You know it's gonna be one of those days. Your e-mail in-box is full of messages that need your attention. The phone is ringing off the hook and the boss is looking for that project you were supposed to complete in a week but instead he wants it now. You feel overwhelmed with everything that needs your attention and you don't know where to start. This scenario is repeated in countless offices and workplaces across the country. No wonder we are a nation of stressed out people looking for relief. With so much information on how to find stress relief, we can get overwhelmed just trying to find relief! The simplest methods are usually the best and one simple and easy stress relief method that anyone can do without any special equipment is using their breath.
Stress leads to quick, shallow breathing which can then becomes a habit. Some studies have shown that a fast breathing rate is linked to high blood pressure. Other studies show that anxiety sufferers tend to take shallow breaths from their chest. This can lead to hyperventilation. Hyperventilation is taking in more breaths than the body needs. It causes a loss of carbon dioxide in the blood and can result in intense physical symptoms that are very similar to panic attacks.

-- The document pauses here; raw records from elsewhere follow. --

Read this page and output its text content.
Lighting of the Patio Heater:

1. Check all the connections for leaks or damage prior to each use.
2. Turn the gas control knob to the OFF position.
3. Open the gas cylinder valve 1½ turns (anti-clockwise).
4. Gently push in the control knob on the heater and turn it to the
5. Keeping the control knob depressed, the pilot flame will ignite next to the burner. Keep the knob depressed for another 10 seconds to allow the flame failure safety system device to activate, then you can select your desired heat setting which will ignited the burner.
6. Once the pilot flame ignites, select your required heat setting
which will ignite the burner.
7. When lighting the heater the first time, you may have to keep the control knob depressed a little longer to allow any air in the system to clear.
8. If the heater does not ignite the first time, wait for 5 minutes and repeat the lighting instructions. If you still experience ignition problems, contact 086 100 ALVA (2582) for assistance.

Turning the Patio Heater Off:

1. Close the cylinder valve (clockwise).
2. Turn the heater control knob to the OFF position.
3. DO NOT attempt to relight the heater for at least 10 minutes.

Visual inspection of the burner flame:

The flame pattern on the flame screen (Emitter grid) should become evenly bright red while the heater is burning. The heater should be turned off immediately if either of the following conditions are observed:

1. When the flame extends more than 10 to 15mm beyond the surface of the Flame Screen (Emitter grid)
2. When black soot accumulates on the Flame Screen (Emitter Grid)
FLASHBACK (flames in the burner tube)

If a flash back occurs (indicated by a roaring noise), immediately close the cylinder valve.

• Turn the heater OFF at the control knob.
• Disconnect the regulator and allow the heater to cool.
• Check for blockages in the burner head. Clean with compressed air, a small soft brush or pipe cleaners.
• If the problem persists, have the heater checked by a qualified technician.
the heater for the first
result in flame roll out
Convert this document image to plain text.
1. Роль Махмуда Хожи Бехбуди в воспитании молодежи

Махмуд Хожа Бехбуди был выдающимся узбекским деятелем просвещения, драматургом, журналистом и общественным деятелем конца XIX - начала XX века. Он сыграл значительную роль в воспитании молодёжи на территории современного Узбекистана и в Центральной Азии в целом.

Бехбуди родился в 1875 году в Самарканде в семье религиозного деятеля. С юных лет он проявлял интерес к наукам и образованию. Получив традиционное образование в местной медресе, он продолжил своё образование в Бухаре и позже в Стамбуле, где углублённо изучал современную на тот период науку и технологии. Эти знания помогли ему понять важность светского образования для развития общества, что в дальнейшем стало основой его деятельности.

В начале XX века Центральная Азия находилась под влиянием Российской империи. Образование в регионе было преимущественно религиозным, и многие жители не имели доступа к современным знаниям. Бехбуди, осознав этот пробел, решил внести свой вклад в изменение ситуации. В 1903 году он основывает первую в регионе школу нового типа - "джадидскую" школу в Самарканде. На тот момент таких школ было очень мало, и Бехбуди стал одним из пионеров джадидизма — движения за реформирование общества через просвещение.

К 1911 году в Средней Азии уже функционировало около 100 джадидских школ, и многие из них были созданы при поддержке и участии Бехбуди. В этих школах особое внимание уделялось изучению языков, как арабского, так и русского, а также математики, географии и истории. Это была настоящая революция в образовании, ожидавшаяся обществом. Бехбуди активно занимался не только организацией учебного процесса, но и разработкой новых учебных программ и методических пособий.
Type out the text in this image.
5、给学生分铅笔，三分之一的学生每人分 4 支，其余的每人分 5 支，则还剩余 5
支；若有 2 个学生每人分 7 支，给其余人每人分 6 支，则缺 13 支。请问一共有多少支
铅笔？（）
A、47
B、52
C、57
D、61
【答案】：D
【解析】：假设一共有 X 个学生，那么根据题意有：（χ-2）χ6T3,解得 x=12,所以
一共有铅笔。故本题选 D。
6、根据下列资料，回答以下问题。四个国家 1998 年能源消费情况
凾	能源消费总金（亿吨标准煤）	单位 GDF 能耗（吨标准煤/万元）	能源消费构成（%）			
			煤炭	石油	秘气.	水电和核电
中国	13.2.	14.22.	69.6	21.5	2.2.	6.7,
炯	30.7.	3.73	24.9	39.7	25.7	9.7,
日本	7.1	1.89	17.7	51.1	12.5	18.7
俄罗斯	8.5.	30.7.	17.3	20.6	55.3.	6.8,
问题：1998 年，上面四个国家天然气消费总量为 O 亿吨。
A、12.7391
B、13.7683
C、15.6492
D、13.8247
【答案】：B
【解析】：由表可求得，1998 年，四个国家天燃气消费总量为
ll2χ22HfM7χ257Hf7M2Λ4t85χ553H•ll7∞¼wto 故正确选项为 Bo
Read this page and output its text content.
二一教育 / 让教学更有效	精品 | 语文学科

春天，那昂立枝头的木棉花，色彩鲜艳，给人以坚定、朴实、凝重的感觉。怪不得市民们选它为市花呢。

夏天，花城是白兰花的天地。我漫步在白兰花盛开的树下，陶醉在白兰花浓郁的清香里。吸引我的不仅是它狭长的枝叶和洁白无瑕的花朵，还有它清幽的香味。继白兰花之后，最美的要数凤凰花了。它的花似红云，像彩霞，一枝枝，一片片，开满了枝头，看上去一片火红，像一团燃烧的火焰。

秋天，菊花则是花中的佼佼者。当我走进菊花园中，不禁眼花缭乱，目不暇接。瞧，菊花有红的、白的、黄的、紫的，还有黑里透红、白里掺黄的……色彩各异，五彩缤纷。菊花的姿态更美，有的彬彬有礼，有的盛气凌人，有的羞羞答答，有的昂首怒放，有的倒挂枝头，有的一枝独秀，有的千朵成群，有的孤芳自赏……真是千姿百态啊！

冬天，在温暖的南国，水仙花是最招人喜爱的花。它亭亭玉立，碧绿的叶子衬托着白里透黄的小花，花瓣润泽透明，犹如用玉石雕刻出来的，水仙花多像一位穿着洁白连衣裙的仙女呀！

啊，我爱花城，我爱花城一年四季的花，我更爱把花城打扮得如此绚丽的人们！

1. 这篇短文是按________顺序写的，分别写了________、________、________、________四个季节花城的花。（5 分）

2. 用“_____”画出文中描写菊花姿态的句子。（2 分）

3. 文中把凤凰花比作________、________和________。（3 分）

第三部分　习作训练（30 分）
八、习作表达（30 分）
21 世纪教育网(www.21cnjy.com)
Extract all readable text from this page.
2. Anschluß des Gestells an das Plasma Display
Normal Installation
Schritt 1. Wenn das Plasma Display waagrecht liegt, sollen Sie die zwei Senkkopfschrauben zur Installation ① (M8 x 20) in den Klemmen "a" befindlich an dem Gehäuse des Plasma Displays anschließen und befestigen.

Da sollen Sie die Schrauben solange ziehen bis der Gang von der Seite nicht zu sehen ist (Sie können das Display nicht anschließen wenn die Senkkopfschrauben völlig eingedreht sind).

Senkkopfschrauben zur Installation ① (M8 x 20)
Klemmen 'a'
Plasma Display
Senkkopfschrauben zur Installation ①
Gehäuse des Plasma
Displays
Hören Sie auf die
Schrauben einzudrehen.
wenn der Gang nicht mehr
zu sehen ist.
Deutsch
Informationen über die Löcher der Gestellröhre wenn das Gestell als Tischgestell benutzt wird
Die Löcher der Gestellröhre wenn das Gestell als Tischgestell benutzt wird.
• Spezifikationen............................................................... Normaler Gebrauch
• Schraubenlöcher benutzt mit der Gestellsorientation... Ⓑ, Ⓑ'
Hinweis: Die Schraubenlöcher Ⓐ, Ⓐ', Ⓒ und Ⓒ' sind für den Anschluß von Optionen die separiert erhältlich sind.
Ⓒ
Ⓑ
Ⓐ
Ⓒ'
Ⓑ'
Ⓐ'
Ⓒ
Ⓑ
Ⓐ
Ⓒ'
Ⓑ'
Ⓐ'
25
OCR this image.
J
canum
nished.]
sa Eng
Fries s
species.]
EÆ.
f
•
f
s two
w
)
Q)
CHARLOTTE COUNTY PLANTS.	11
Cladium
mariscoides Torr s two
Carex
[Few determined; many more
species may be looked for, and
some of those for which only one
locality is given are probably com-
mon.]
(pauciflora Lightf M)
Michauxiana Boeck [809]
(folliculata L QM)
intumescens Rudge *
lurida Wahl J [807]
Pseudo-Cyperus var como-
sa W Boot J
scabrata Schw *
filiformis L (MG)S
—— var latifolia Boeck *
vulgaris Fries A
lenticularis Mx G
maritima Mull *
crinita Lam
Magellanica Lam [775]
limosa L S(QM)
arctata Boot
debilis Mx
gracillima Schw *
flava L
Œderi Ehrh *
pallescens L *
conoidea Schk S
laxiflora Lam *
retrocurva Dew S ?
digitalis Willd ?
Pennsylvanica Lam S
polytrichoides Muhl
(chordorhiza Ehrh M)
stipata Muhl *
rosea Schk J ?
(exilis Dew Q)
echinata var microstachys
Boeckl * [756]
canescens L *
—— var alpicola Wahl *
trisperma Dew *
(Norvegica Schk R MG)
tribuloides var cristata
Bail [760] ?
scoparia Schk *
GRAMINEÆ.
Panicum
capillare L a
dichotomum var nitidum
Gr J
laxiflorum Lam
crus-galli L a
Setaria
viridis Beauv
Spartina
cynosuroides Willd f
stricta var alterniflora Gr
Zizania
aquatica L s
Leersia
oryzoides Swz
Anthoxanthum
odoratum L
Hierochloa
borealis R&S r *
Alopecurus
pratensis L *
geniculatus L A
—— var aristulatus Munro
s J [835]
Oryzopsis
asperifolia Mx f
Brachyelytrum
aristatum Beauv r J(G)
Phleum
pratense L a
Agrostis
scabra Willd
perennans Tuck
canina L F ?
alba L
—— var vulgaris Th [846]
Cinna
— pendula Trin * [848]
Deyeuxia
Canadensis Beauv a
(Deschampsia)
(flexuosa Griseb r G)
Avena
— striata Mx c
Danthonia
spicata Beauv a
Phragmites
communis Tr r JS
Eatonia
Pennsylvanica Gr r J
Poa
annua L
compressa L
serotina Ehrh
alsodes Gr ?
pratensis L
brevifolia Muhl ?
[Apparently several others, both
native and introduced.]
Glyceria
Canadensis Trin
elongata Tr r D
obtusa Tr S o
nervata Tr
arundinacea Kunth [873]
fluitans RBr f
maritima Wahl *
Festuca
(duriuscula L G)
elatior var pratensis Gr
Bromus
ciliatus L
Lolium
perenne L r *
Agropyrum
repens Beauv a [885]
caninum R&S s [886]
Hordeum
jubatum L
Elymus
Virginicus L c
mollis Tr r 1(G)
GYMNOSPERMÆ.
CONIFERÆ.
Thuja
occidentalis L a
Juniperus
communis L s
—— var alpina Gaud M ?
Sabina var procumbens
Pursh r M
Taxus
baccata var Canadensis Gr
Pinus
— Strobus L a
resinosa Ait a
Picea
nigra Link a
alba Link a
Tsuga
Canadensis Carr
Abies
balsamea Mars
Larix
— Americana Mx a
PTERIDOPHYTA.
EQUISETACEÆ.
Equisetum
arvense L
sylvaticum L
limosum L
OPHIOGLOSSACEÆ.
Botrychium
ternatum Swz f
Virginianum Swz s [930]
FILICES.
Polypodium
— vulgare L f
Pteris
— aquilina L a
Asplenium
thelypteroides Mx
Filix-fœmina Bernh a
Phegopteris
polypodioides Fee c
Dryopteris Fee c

Stress relief can be achieved by bringing conscious attention to our breath, lengthening and deepening the drawing in of oxygen which nourishes every cell of our body and promotes relaxation. Prolonged exhalation helps get rid of stale air and toxins in our lungs. Deep breathing is effective for stress relief as it helps lower blood pressure, relax the muscles, and slow your heart and respiration rate. It also prevents stress from building up, reduces insomnia and fatigue and reduces general anxiety. It increases your energy level and helps you turn off analytical thinking and racing thoughts. Deep breathing counteracts the physical and mental affects of the fight or flight response which is the mode our body goes into when we are under stress. Deep breathing can also reduce anxiety when it strikes. When practiced regularly for stress relief, the physical and mental benefits of deep breathing may also help prevent anxiety.
The following is a simple exercise you can do to relieve stress. Begin by sitting or lying comfortably. Breathe in slowly and deeply through your nose, counting to six. Hold this breath while slowly counting to six. Exhale slowly through your mouth, slowly counting to eight. Concentrate on counting and your breath. Feel you lungs fill up with air. Feel your heart rate slow. By exhaling more breath than you inhale, you cleanse all the stale air held in your lungs. Feel the relaxation deep breathing brings. Repeat this exercise several times.
Breathing for stress relief is simple. Wherever you are, whatever you are doing you are always breathing! Making deep breathing a habit whenever you think of it will help you feel instant relaxation and you won't get stressed out in otherwise tense situations.